Many of the materials used by bookbinders are commonly available like egg whites, wheat, and vinegar, while others are precious, like gold leaf. Materials are used for different leathers and different effects.
Gold leaf is gold that has been hammered into thin sheets by beating it. Layering gold leaf over a surface is called gilding. Bookbinders use gold leaf as an edge treatment, which protects pages from dust, bugs and humidity, as well as adding a rich, eye-catching decorative element to a book. It is also used in Tooling to enhance designs on the cover, back and spine. Gold leaf can be bought by the sheet, in booklets of 25 sheets and rolls, ranging in purity from 12k-24k.

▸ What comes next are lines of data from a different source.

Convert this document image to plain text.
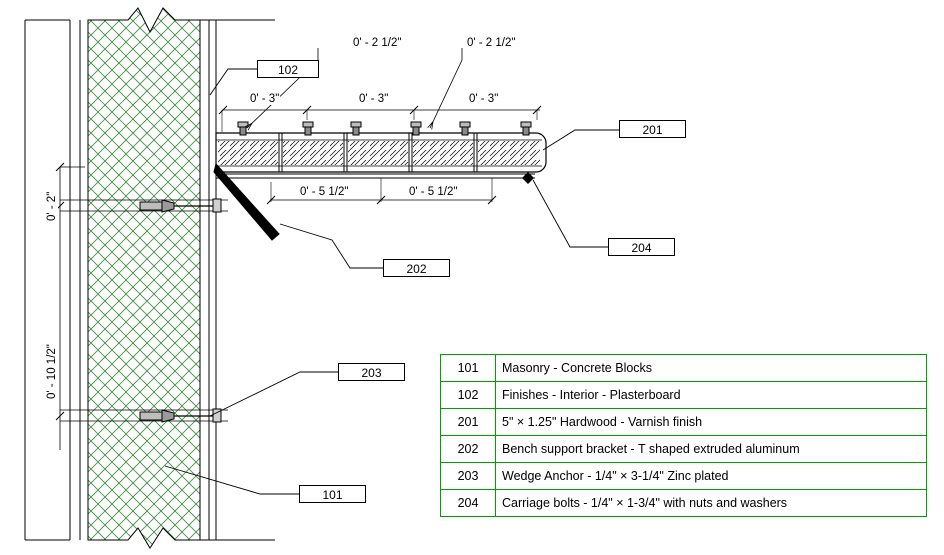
102
201
204
202
203
101
0' - 2 1/2"	0' - 2 1/2"
0' - 3"	0' - 3"	0' - 3"
0' - 5 1/2"	0' - 5 1/2"
0' - 2"
0' - 10 1/2"	101	Masonry - Concrete Blocks
102	Finishes - Interior - Plasterboard
201	5" × 1.25" Hardwood - Varnish finish
202	Bench support bracket - T shaped extruded aluminum
203	Wedge Anchor - 1/4" × 3-1/4" Zinc plated
204	Carriage bolts - 1/4" × 1-3/4" with nuts and washers
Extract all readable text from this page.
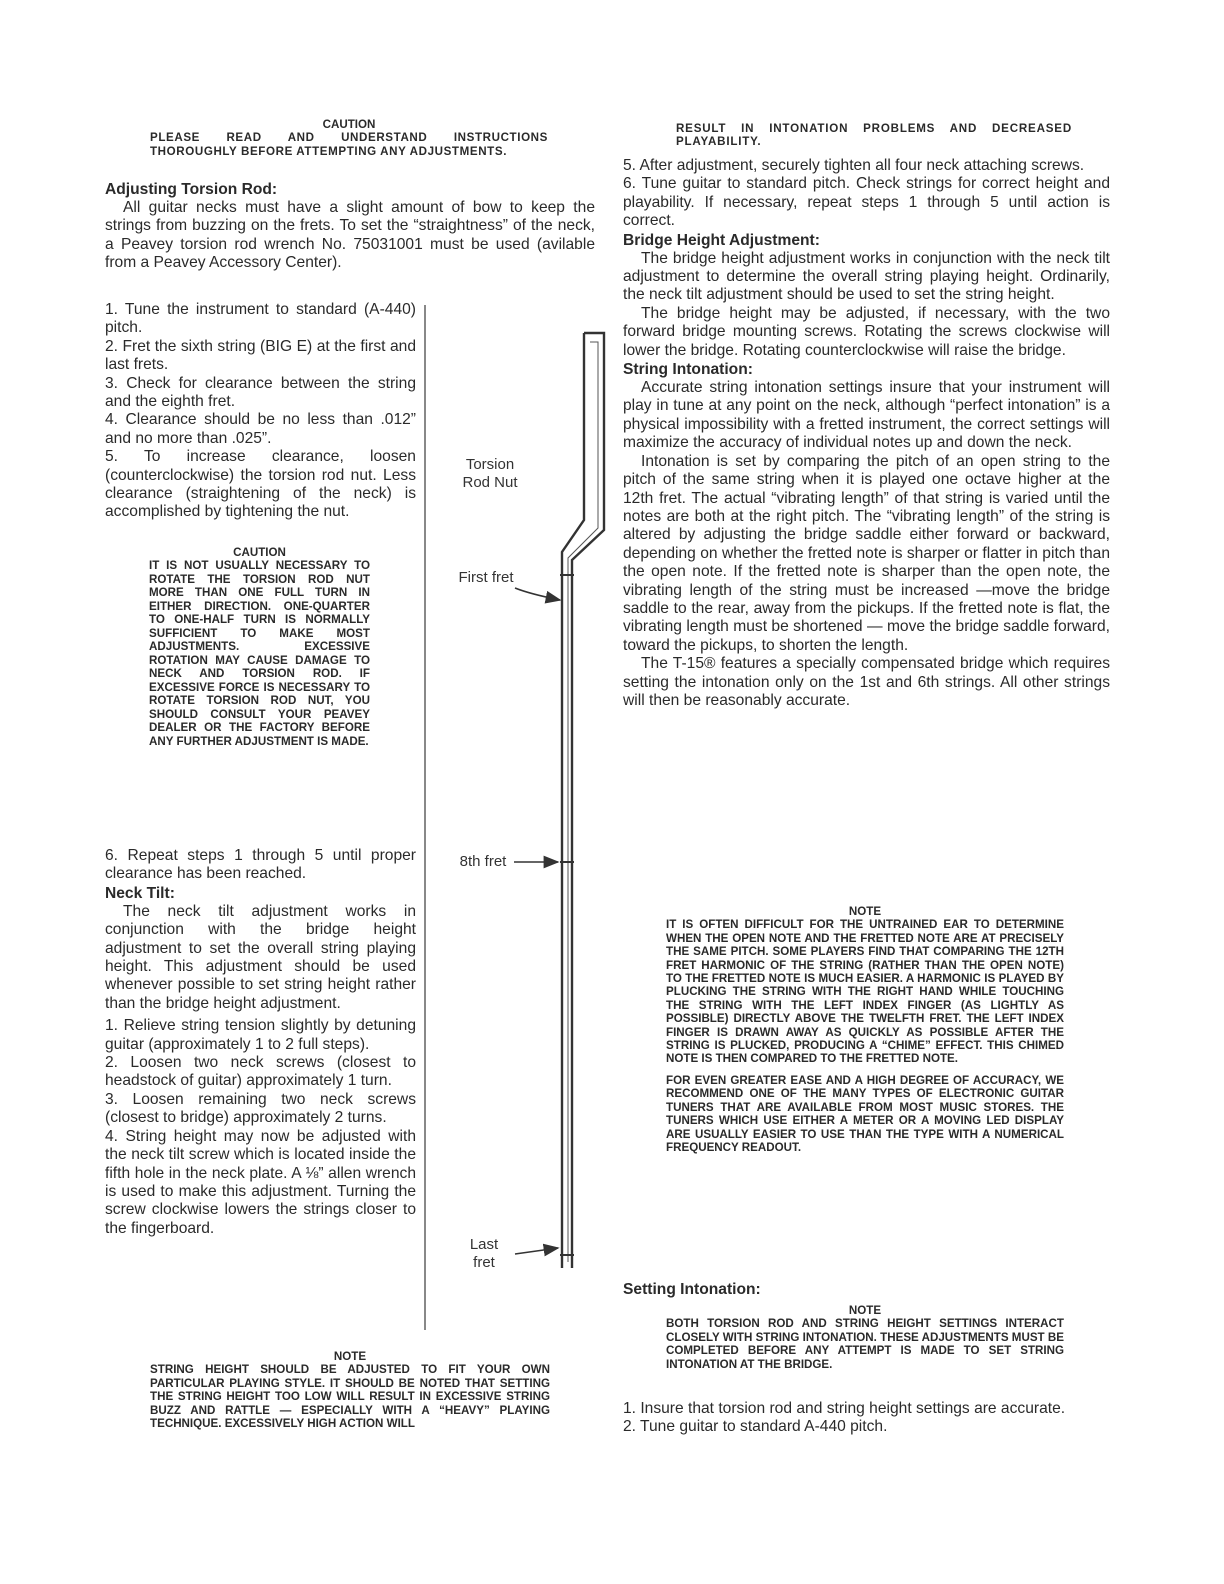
CAUTION

PLEASE READ AND UNDERSTAND INSTRUCTIONS THOROUGHLY BEFORE ATTEMPTING ANY ADJUSTMENTS.

Adjusting Torsion Rod:

All guitar necks must have a slight amount of bow to keep the strings from buzzing on the frets. To set the “straightness” of the neck, a Peavey torsion rod wrench No. 75031001 must be used (avilable from a Peavey Accessory Center).

1. Tune the instrument to standard (A-440) pitch.

2. Fret the sixth string (BIG E) at the first and last frets.

3. Check for clearance between the string and the eighth fret.

4. Clearance should be no less than .012” and no more than .025”.

5. To increase clearance, loosen (counterclockwise) the torsion rod nut. Less clearance (straightening of the neck) is accomplished by tightening the nut.

CAUTION

IT IS NOT USUALLY NECESSARY TO ROTATE THE TORSION ROD NUT MORE THAN ONE FULL TURN IN EITHER DIRECTION. ONE-QUARTER TO ONE-HALF TURN IS NORMALLY SUFFICIENT TO MAKE MOST ADJUSTMENTS. EXCESSIVE ROTATION MAY CAUSE DAMAGE TO NECK AND TORSION ROD. IF EXCESSIVE FORCE IS NECESSARY TO ROTATE TORSION ROD NUT, YOU SHOULD CONSULT YOUR PEAVEY DEALER OR THE FACTORY BEFORE ANY FURTHER ADJUSTMENT IS MADE.

6. Repeat steps 1 through 5 until proper clearance has been reached.

Neck Tilt:

The neck tilt adjustment works in conjunction with the bridge height adjustment to set the overall string playing height. This adjustment should be used whenever possible to set string height rather than the bridge height adjustment.

1. Relieve string tension slightly by detuning guitar (approximately 1 to 2 full steps).

2. Loosen two neck screws (closest to headstock of guitar) approximately 1 turn.

3. Loosen remaining two neck screws (closest to bridge) approximately 2 turns.

4. String height may now be adjusted with the neck tilt screw which is located inside the fifth hole in the neck plate. A ⅛” allen wrench is used to make this adjustment. Turning the screw clockwise lowers the strings closer to the fingerboard.

NOTE

STRING HEIGHT SHOULD BE ADJUSTED TO FIT YOUR OWN PARTICULAR PLAYING STYLE. IT SHOULD BE NOTED THAT SETTING THE STRING HEIGHT TOO LOW WILL RESULT IN EXCESSIVE STRING BUZZ AND RATTLE — ESPECIALLY WITH A “HEAVY” PLAYING TECHNIQUE. EXCESSIVELY HIGH ACTION WILL

Torsion Rod Nut
First fret
8th fret
Last fret

RESULT IN INTONATION PROBLEMS AND DECREASED PLAYABILITY.

5. After adjustment, securely tighten all four neck attaching screws.

6. Tune guitar to standard pitch. Check strings for correct height and playability. If necessary, repeat steps 1 through 5 until action is correct.

Bridge Height Adjustment:

The bridge height adjustment works in conjunction with the neck tilt adjustment to determine the overall string playing height. Ordinarily, the neck tilt adjustment should be used to set the string height.

The bridge height may be adjusted, if necessary, with the two forward bridge mounting screws. Rotating the screws clockwise will lower the bridge. Rotating counterclockwise will raise the bridge.

String Intonation:

Accurate string intonation settings insure that your instrument will play in tune at any point on the neck, although “perfect intonation” is a physical impossibility with a fretted instrument, the correct settings will maximize the accuracy of individual notes up and down the neck.

Intonation is set by comparing the pitch of an open string to the pitch of the same string when it is played one octave higher at the 12th fret. The actual “vibrating length” of that string is varied until the notes are both at the right pitch. The “vibrating length” of the string is altered by adjusting the bridge saddle either forward or backward, depending on whether the fretted note is sharper or flatter in pitch than the open note. If the fretted note is sharper than the open note, the vibrating length of the string must be increased —move the bridge saddle to the rear, away from the pickups. If the fretted note is flat, the vibrating length must be shortened — move the bridge saddle forward, toward the pickups, to shorten the length.

The T-15® features a specially compensated bridge which requires setting the intonation only on the 1st and 6th strings. All other strings will then be reasonably accurate.

NOTE

IT IS OFTEN DIFFICULT FOR THE UNTRAINED EAR TO DETERMINE WHEN THE OPEN NOTE AND THE FRETTED NOTE ARE AT PRECISELY THE SAME PITCH. SOME PLAYERS FIND THAT COMPARING THE 12TH FRET HARMONIC OF THE STRING (RATHER THAN THE OPEN NOTE) TO THE FRETTED NOTE IS MUCH EASIER. A HARMONIC IS PLAYED BY PLUCKING THE STRING WITH THE RIGHT HAND WHILE TOUCHING THE STRING WITH THE LEFT INDEX FINGER (AS LIGHTLY AS POSSIBLE) DIRECTLY ABOVE THE TWELFTH FRET. THE LEFT INDEX FINGER IS DRAWN AWAY AS QUICKLY AS POSSIBLE AFTER THE STRING IS PLUCKED, PRODUCING A “CHIME” EFFECT. THIS CHIMED NOTE IS THEN COMPARED TO THE FRETTED NOTE.

FOR EVEN GREATER EASE AND A HIGH DEGREE OF ACCURACY, WE RECOMMEND ONE OF THE MANY TYPES OF ELECTRONIC GUITAR TUNERS THAT ARE AVAILABLE FROM MOST MUSIC STORES. THE TUNERS WHICH USE EITHER A METER OR A MOVING LED DISPLAY ARE USUALLY EASIER TO USE THAN THE TYPE WITH A NUMERICAL FREQUENCY READOUT.

Setting Intonation:

NOTE

BOTH TORSION ROD AND STRING HEIGHT SETTINGS INTERACT CLOSELY WITH STRING INTONATION. THESE ADJUSTMENTS MUST BE COMPLETED BEFORE ANY ATTEMPT IS MADE TO SET STRING INTONATION AT THE BRIDGE.

1. Insure that torsion rod and string height settings are accurate.

2. Tune guitar to standard A-440 pitch.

Glaire is a mixture of egg whites and vinegar, strained and left to stand and is at its best aged for 1 week. In finishing is is used as a size to secure gold leaf when tooling. A single layer is sufficient unless tooling heavily. Today glaire can be made from albumen crystals or substituted with a ready-made liquid resin.
Bindings made of polished skins or imitation skins generally look better, and last longer if varnished. To apply, a small amount is poured on a pad or cloth and rubbed in a circular motion on all surface area. Bookbinders varnish is a rapid drying coating composed of shellac, sandarac, gum mastic, or a mixture of these resins.